1790 - Political Events
Political Events
The Holy Roman Emperor Josef II dies at his native Vienna February 20 at age 48, 3 weeks after withdrawing all his reforms. He is succeeded by his 42-year-old brother, who will reign until 1792 as Leopold II.
Belgians revolt against the new emperor Leopold, who threatens to cede the Austrian Lowlands to France if Britain supports the revolution (see 1789). William Pitt yields to the pressure, he refuses to recognize Belgian independence, and the Austrian troops crush the revolt at Brussels (see 1830).
Scottish Jacobite heroine Flora Macdonald dies at Kingsburgh House, Skye, in the Inner Hebrides March 5 at age 67.
French nobleman Louis-Marie, vicomte de Noailles, proposes in June that all titles and liveries be abolished (see 1789). Noailles will soon emigrate to America as the Revolution becomes more violent (see 1804).
France's Louis XVI accepts the constitution drafted by revolutionists in the Festival of the Champs de Mars. Ideologue-poet Louis de Saint-Just attends the Fête de la Fédération at Paris July 14 as commander of a militia organized at Blérancourt in rural Picardy.
Corsican patriot Pasquale Paoli returns to his native island in July (see 1769); now 65, he will break with the French in 1793, gain support from the Royal Navy, expel the French in 1794, and offer suzerainty to Britain's George III, who will accept, but the king's viceroy Sir Gilbert Elliot will choose someone else as his chief adviser and Paoli will return to England in 1795 to live on another government pension.
Swedish forces gain a major victory over Russia at the Battle of Svenskund July 9 to 10, but the 2-year Russo-Swedish war ends in August with the signing of the Treaty of Värälä, which maintains the territorial borders that were arranged in 1743 and that will remain unchanged until 1809.
Austrian military commander Gideon von Loudon dies at Neutitschein July 14 at age 73 as the Austro-Turkish war continues.
The British make an alliance with the nizam of Hyderabad, and a third Anglo-Mysore War begins.

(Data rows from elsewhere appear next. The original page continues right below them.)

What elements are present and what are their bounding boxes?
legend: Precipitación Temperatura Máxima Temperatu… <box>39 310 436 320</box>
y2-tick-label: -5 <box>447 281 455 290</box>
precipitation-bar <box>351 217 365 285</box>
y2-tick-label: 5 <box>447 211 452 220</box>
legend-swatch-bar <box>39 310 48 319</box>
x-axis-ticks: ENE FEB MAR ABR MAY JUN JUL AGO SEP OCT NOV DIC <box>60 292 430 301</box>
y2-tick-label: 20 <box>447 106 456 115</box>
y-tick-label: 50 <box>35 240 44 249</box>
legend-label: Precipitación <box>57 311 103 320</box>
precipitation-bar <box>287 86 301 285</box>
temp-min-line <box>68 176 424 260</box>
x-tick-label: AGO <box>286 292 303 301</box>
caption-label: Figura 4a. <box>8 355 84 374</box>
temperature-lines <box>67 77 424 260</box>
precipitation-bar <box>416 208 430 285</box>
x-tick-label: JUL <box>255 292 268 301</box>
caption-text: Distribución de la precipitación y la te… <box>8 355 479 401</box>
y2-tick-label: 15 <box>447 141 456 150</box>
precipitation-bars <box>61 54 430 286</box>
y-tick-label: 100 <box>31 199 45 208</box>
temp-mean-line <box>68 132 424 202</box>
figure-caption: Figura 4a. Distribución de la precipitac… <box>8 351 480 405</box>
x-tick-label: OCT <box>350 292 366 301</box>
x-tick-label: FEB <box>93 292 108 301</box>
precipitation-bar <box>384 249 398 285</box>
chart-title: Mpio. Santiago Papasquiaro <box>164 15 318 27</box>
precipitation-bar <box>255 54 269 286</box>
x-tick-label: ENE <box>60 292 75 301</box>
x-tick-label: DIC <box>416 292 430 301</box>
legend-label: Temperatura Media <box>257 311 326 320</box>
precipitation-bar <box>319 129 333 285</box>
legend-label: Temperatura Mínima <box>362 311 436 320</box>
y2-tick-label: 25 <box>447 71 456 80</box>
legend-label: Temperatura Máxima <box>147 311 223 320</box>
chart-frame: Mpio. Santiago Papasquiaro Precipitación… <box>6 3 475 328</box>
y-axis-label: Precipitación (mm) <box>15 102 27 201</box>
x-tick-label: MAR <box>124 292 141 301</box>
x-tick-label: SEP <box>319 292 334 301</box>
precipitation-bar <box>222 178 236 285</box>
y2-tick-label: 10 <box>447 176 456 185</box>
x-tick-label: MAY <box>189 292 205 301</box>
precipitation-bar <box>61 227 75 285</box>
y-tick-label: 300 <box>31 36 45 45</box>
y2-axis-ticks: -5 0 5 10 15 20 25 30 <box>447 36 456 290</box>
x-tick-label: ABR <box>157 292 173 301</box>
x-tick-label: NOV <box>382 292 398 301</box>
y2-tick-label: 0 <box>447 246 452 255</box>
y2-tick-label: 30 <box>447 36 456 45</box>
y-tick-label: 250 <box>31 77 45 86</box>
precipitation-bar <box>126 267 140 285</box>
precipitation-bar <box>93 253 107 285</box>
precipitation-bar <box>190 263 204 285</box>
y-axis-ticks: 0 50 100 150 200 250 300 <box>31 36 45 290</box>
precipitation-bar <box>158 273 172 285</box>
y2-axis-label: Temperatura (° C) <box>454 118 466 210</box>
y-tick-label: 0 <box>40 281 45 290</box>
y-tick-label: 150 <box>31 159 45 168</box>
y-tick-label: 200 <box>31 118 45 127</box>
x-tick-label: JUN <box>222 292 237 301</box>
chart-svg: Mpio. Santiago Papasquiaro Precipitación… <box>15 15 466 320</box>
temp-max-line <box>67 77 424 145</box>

"To be prepared for war is one of the most effectual means of preserving peace," says President Washington in an address to Congress at New York January 8. Washington moves into larger quarters in February, taking up residence at 39 Broadway with his wife, Martha, and a staff of 21, including seven slaves (the entire federal government has only five employees). Thomas Jefferson arrives at New York March 21 to take up his duties as the first U.S. secretary of state and finds to his dismay that monarchist sentiment is rampant in the federal capital, with Secretary of the Treasury Alexander Hamilton championing the idea of a strong central government in what Jefferson considers a betrayal of the democratic ideals for which the Revolution was fought. The Virginia planter locks horns with Hamilton's Federalists, pressing to make the rights of individual states paramount in the new republic.
Benjamin Franklin dies at Philadelphia April 17 at age 84, having been bedridden for a year and dependent on opium to ameliorate his intense pain. The city gives him the most splendid funeral thus far in its history; a freethinker, he has not belonged to any church, has poked fun at Puritan intolerance, helped raise funds to build a hall at Philadelphia "expressly for the use of any preacher of any religious persuasion who might desire to say something," contributed to the building fund of every sect in the city (including £5 for the Jewish congregation Mikveh Israel), and arranged to have all the city's clergymen accompany his casket, walking arm in arm with Philadelphia's rabbi. Europeans recall the words of the late economist Anne-Robert-Jacques Turgot, who said, "He snatched the lightning from the skies and the scepter from tyrants"; former Continental Army commander Israel Putnam dies on his Connecticut farm at Pomfret May 29 at age 72, having remained nearly illiterate all his life.
Rhode Island ratifies the Constitution May 29 by a margin of two votes and becomes the 13th state of the Union, having declined 13 times in 2 years to ratify because the document in three places implies acceptance of slavery and the colony's influential Quaker community has denounced it. While the other 12 states drew up new constitutions at the outbreak of the Revolution, Rhode Island retained her 1636 colonial constitution, which did not provide for amendment and left it up to the legislature to define voting qualifications (see Dorr, 1841).
The Resident Act passed by Congress at New York July 16 confirms Secretary of the Treasury Hamilton's choice of a new location for the federal government on the banks of the Potomac near the Maryland town of Georgetown, thus resolving a dispute between North and South. The marshy site has been purchased on orders from President Washington by Georgetown businessman Benjamin Stoddert, 39, who has taken care not to create a frenzy of land speculation. Congress meets for the last time at New York August 12, and the Washingtons leave in October, as does Jefferson, for the new capital at Philadelphia. Jefferson has called New York "a cloacina of all the depravities of human nature," and wives of Southern congressmen have pushed their husbands to move closer to home.
Revolutionary leader and former Massachusetts governor James Bowdoin dies at his native Boston November 6 at age 64.